빨간색 subgraph의 경우에는, edge가 하나 더 존재하기 때문에 해당되지 않음(정확히 똑같을 것)

Recurrence

4개의 motif가 존재함

정확히 같지는 않은 아이들

Significance of a Motif

실제로 더 많이 생성되는 network들이 random network보다 functional significance가 높음. 즉, motif의 경우, 무작위로 생성된 그래프보다 실제 네트워크에서 더 잘 표현이 됨. Overrepresented

Z-score를 통하여 통계적인 significance를 지표화하여 motif 계산 가능

$G^{rand}$을 generate해야 하는데 이 때 사용하는 model은 configuration model

Network Significance Profile(SP)
- Z-score를 normalize하는 값 $$SP_i = \frac{Z_i}{\sqrt{\sum_j Z_j^2}}$$
- subgraph의 상대적인 significance를 강조할 때 사용하기 위함

Z-score를 비교하기 위하여, Random Graph를 생성해야 함!

Configuration Model

주어진 degree sequence $k_1, k_2, \cdots, k_N$을 이용하여 random graph를 생성하기 위함

실제 그래프 $G^{real}$와 random 그래프 $G^{rand}$는 같은 차수의 Sequence를 가지고 있음

각 node당 degree가 정해져 있으면 이를 랜덤하게 pair up할 것인데, 실제로 그래프가 만들어진 것을 보면 degree가 맞지 않는 문제가 발생하는 것을 확인할 수 있음(approximate degree sequence)

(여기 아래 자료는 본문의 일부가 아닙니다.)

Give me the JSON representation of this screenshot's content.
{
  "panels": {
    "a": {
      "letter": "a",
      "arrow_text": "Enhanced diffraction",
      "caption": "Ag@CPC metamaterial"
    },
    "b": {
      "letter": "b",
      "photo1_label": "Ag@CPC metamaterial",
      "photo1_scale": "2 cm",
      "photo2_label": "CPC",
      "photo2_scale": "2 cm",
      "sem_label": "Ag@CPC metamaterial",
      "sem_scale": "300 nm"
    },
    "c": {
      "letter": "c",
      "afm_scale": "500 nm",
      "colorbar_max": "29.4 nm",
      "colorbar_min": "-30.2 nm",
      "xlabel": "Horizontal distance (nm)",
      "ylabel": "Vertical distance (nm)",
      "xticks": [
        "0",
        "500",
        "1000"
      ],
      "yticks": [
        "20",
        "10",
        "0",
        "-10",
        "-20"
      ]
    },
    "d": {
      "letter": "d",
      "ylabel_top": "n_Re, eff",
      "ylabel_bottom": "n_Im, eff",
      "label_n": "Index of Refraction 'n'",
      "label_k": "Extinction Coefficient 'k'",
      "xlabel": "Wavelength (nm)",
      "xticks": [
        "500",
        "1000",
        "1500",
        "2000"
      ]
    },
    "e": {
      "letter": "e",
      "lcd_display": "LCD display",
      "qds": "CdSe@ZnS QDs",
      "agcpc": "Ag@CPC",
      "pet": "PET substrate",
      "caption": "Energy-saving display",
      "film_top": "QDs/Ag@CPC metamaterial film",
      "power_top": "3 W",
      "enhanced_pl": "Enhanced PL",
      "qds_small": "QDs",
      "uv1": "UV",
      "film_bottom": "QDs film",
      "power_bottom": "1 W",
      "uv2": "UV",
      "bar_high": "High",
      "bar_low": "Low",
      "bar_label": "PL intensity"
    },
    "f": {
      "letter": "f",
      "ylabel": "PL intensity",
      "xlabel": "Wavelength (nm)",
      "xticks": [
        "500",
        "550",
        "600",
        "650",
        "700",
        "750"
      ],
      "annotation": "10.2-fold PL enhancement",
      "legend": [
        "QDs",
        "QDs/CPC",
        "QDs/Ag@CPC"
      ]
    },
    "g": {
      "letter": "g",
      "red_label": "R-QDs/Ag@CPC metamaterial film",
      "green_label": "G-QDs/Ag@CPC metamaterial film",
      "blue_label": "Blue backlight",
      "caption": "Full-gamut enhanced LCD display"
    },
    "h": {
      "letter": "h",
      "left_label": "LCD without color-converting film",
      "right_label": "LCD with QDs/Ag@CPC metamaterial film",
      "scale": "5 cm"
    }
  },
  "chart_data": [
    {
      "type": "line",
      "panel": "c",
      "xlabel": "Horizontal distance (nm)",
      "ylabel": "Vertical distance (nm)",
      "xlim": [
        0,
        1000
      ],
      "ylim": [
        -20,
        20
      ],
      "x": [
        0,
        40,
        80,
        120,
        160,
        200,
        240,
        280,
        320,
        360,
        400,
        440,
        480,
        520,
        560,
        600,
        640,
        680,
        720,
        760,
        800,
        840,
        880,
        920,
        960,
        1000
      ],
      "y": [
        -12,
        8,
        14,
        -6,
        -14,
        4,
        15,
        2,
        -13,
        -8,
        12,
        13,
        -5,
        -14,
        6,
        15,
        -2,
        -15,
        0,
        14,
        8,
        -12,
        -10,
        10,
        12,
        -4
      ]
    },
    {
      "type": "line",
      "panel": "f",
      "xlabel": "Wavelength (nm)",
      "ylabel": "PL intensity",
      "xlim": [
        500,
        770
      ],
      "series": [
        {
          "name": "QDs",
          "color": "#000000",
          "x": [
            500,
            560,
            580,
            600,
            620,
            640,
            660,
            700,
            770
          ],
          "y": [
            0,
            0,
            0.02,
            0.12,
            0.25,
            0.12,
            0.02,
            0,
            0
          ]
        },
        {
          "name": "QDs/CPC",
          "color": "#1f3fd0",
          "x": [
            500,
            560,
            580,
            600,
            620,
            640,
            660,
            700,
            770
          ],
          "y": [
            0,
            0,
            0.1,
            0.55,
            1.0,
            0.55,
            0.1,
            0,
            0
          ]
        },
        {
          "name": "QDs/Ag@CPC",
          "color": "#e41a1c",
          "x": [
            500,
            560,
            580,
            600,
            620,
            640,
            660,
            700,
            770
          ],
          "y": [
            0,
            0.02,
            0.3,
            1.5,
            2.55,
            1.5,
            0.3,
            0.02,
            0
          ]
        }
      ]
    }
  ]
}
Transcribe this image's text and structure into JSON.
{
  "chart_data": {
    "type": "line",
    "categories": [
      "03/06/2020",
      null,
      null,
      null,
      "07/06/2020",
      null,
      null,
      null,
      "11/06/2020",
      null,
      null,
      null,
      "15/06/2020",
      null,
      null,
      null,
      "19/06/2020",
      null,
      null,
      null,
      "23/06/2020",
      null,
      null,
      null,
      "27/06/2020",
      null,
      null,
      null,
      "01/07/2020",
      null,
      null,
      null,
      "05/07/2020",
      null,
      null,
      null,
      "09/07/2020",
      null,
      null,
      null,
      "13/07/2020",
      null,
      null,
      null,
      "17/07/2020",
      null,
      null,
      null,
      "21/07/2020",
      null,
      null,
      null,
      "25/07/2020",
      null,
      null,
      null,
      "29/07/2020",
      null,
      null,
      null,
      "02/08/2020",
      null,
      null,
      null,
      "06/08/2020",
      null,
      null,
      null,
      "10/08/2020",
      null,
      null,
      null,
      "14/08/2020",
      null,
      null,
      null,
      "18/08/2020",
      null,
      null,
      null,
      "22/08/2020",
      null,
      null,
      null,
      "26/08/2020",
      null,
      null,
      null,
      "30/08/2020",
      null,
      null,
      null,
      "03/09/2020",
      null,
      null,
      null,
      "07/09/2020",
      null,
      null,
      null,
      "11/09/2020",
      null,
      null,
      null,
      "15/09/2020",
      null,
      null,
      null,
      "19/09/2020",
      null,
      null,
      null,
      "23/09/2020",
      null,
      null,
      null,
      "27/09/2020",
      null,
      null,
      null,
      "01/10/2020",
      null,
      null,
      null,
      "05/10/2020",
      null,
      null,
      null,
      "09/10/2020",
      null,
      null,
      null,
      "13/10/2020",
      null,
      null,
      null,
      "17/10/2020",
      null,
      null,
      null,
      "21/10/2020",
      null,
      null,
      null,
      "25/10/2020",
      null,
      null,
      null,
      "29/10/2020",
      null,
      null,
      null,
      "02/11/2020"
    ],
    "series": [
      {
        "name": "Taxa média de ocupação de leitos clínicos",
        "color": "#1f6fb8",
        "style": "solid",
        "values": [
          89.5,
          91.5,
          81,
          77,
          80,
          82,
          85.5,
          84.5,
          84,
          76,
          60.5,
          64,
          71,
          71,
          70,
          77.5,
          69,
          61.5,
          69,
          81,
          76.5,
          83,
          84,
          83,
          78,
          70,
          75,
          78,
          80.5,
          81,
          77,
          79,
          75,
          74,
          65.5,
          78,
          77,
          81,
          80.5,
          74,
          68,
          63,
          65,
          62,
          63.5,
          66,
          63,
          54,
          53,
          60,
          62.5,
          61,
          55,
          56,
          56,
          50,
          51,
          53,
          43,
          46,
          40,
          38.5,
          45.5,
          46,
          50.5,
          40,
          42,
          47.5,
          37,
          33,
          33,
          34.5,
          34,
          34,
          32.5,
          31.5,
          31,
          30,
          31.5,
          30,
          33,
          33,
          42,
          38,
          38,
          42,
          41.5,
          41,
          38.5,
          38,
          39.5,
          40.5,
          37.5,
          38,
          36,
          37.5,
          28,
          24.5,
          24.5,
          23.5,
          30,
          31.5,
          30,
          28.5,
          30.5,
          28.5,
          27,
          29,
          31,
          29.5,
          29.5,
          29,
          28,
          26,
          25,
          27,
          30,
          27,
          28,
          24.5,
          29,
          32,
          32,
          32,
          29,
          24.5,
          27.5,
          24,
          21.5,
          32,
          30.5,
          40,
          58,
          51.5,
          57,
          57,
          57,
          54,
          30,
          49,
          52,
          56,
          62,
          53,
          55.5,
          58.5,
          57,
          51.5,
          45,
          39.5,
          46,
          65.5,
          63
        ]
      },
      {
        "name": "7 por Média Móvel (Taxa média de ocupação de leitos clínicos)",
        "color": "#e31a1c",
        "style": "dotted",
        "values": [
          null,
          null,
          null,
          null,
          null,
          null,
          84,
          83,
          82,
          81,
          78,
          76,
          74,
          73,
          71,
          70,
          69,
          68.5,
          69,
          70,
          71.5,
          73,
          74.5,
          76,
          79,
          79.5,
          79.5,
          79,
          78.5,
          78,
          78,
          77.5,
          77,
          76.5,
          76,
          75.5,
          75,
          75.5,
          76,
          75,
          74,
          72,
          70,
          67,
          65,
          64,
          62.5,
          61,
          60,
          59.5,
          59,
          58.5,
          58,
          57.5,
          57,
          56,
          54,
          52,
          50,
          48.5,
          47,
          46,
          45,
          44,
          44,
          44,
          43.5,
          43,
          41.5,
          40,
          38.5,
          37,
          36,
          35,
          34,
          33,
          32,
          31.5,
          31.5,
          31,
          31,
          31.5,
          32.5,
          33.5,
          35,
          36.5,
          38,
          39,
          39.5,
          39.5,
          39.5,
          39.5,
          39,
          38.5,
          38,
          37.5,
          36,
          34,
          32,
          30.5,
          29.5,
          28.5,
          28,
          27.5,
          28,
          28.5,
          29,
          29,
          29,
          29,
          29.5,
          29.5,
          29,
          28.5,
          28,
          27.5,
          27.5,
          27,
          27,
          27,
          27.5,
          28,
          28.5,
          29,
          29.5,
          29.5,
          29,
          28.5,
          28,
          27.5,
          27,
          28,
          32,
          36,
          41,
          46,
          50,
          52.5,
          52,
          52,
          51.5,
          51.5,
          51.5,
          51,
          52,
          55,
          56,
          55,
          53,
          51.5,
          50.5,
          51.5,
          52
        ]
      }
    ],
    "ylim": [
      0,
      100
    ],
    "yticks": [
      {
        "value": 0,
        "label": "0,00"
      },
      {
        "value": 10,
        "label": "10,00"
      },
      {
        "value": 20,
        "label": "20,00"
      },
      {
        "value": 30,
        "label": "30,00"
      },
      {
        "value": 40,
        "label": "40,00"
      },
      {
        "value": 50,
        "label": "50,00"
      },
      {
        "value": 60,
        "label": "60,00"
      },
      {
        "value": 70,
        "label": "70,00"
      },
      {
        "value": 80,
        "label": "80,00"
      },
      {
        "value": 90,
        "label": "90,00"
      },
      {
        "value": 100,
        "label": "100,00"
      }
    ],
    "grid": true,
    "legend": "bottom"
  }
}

Alternative for Spokes: Switching

주어진 그래프 G에서 switching step인 $Q\times |E|$번 아래의 단계를 반복
- edge의 pair를 선택하여 cross시켜서 바꾸기
  - 교체할 때, 자신을 가리키거나 두 node간 edge가 여러개일 경우에는 발생하지 않음
결과: randomly rewired graph
- same node degrees, randomly rewired edges
Q가 충분히 크게 되면, converge할 것

Detecting Motifs

$G^{real}$에서 subgraph인 $i$
$G^{rand}$에서 subgraph인 $i$
- $G^{rand}는 $G^{real}$와 똑같은 수의 node, edge, degree distribution을 가지고 있음
i에 대한 Z-score $$Z_i = \frac{(N_i^{real} - \bar{N}_i^{rand})}{std(N_i^{rand})}$$
Z-score가 높을 수록 subgraph $i$는 network G의 motif을 잘 나타냄

Variations on the Motif Concept

Graphlets: Node feature vectors

Graphlets: 연결된 비동형 subgraph

3, 4,5, ...,10개의 노드일 때, 2, 6, 21, ..., 11716571개의 graphlet

Graphlet Degree Vector

node-level subgraph metric(평가지표)를 알기 위하여 graphlet 사용
degree는 node와 연결되어 있는 edge의 개수를 의미
Graphlet degree vector는 node와 연결되어 있는 "graphlet의 개수"

Automorphism Orbits

그래프의 symmetry도 고려해줌
GDV: 각 orbit position에서 vector의 frequency를 가지는 vector

Graphlet Degree Vector(GDV)

Example

72개의 orbit, 15, 19, 27, 35에서 한개씩 구조를 가지고 있음을 확인할 수 있음

Finding Motifs and Graphlets

2 challenges of finding size-k motifs/graphlets

Enumerating: 모든 k 크기의 부분 그래프를 발생시키기
Counting: 서브그래프의 개수를 세는 NP-complete problem

Counting Subgraphs

Algorithm

Exact subgraph enumeration(ESU)
Kavosh
Subgraph sampling

Exact subgraph enumeration(ESU)

두개의 set를 가지는 recursive algorithm

$V_{subgraph}$: currently constructed subgraph(motif)
$V_{extension}$: set of candidate nodes to extend the motif

Idea

node $v$에서 시작하여 다른 node $u$를 $V_{extension}$에 아래의 조건이 부합할 경우 추가
- $u$의 node_id가 $v$보다 클 것
- $u$가 이미 $V_{subgraph}$에 포함되어 있는 노드가 아닐 경우, 그와 연결된 node임

ESU는 recursive funtion

tree구조를 하고 있기 때문에 ESU-Tree라고도 함

Algorithm

ESU-Tree Example

깊이가 k=3인 ESU-Tree

첫번째 단계에서 $V_{subgraph}$은 시작노드들로 구성되어 있고, $V_{extension}$는 해당 노드들과 연결되어 있는 $V_{subgraph}$보다 큰 node들이 추가되어 있음을 확인할 수 있다.
두 번째 단계에선 첫번째 단계에 있던 $V_{extension}$에 해당하는 값을 $V_{subgraph}$에 넣어주고 $V_{subgraph}$과 연결되어 있는 노드들을 입력해준다.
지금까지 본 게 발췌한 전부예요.